Sunday, June 30, 2013

Chi Running 101

I did not anticipate that this class would end up being another chance to wrestle with body stuff and make new discoveries, but it totally was. That's a good thing, if you're keeping score.

I decided to sign up for Saturday's class on Friday. Like so many things with this adventure, I didn't give myself much time to talk myself out of it. At the end of the day yesterday, that felt like a huge miscalculation. This morning I have a different perspective. 


The class was four hours long and started in a yoga studio. There were seven of us, plus the instructor, and I'm pretty sure that I gathered that everyone in the room was in their 40's. Most everyone was more experienced than me in running and I was the biggest person there, weight-wise. Why do I notice this? I have always noticed this, even when it wasn't about weight. When you're anything other than 5'4 and 115 lbs in this society, you notice your "rank" in the room. I'd like to say I've gotten past that, but I haven't. This probably seems like a digression, but you'll see how it mattered soon.


We started with introductions and quickly moved into practicing forms. For me, this was super helpful as I've read the books and even watched chi running videos, but couldn't really tell if I was getting it right. We had great instruction, personal attention and lots of opportunity to practice. This was hugely valuable to me. Even if you already pay close attention to your body, I think there's something to be gained here - maybe even more - because most of us have really screwed up our form trying to be faster (albeit unwittingly). Much of this session was spent barefoot, which also really helped with the sensing, though we did move into having shoes on towards the end.


The challenge of the day, for me, was heading out into near record heat to put it all into action. We rode together to a park and then jogged around the perimeter to practice. The jogging was longer and faster than I normally do with my intervals. It was in the sun, on the sidewalk and involved gentle inclines. I made it through the first loop pretty easily, but before we were far into the second loop, the heat and my back really started to get to me, and I fell further and further behind the group. 

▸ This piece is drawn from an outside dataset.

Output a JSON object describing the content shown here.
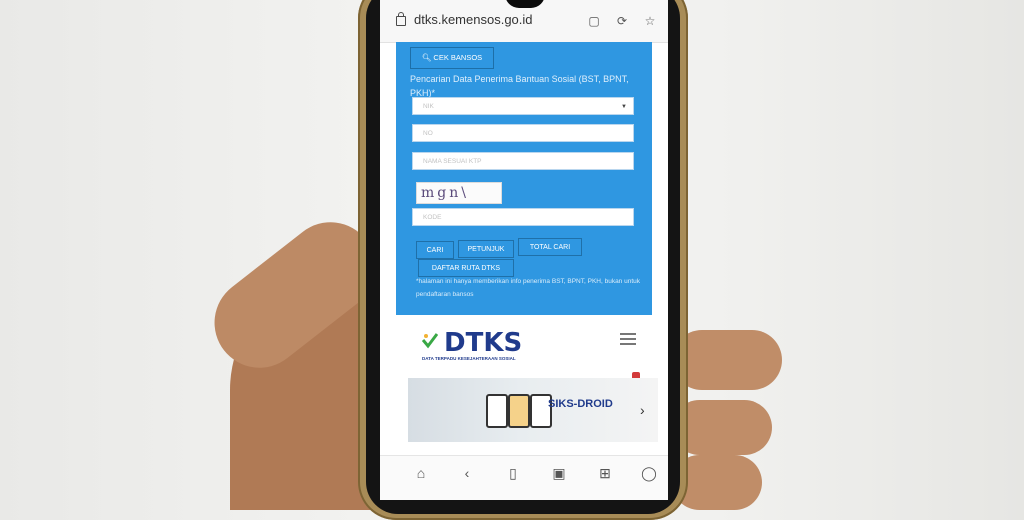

I wanted to tell the instructor to move on, not to stop for me, but there really wasn't a chance. I berated myself for choosing to take the class when I was so clearly out of my league. I stopped to drink and cool down, and started picking at myself for wimping out. All the crap tapes were rolling in my head. I was sure everyone in the group was thinking I had no business having my fat ass there. I was the fat girl in full self-destruct mode. This was ALL me, by the way. No one actually gave me "a look" and in fact, several expressed sympathy or concern. Still, I beat the hell out of myself, thought I wasted my money, didn't gain anything, had no business being there and so on and so on. I was glad to leave, practically running out the door.


I got home and iced my back (this is becoming a daily occurrence).  When I mentioned my back in class, one of the participants told me to get to a physical therapist. My doc offered PT when this happened back in May and I shrugged it off. Now I'm thinking I'm going to email her and ask her to set it up. As my back numbed out, I still beat myself up. I called Jeff in to help talk me down. It was way too damned hot for any kind of hugging, so we just laid there in bed, feet touching, while he talked me down a bit. I finally fell asleep still feeling a bit like I'd wasted time and money, and discouraged about future running.


When I woke up this morning and sat up in bed, I felt a strong twinge from my lower abs. My lower abs, which had been such a focal point yesterday and which I was so sure were not working at all, were sore! Something did shift in my form yesterday, I realized. I went to bed thinking I needed to forget about jogging, keep walking and visit the physical therapist. I woke up thinking that I need to visit the physical therapist, hit the elliptical and swim at the gym till it cools down (and my back is more fully healed) and then try, try again. And I now have many more tools in my arsenal. I call win. 


What I most love about what I learned yesterday is the body/mind connection. I was able to use many things I've learned meditating and doing yoga in shifting my running form. Once my back is truly healed, I can see how this will make a HUGE difference not just in how running feels, but in how quickly I can do it. That's pretty exciting. If you have a chance to take a chi running class, do. The class really can be the connecting force between the book and DVDs. Just like in yoga, there's no substitute for a skilled instructor who can gently help you put your body where it needs to be so that things stop hurting. It's better than a mirror, for sure.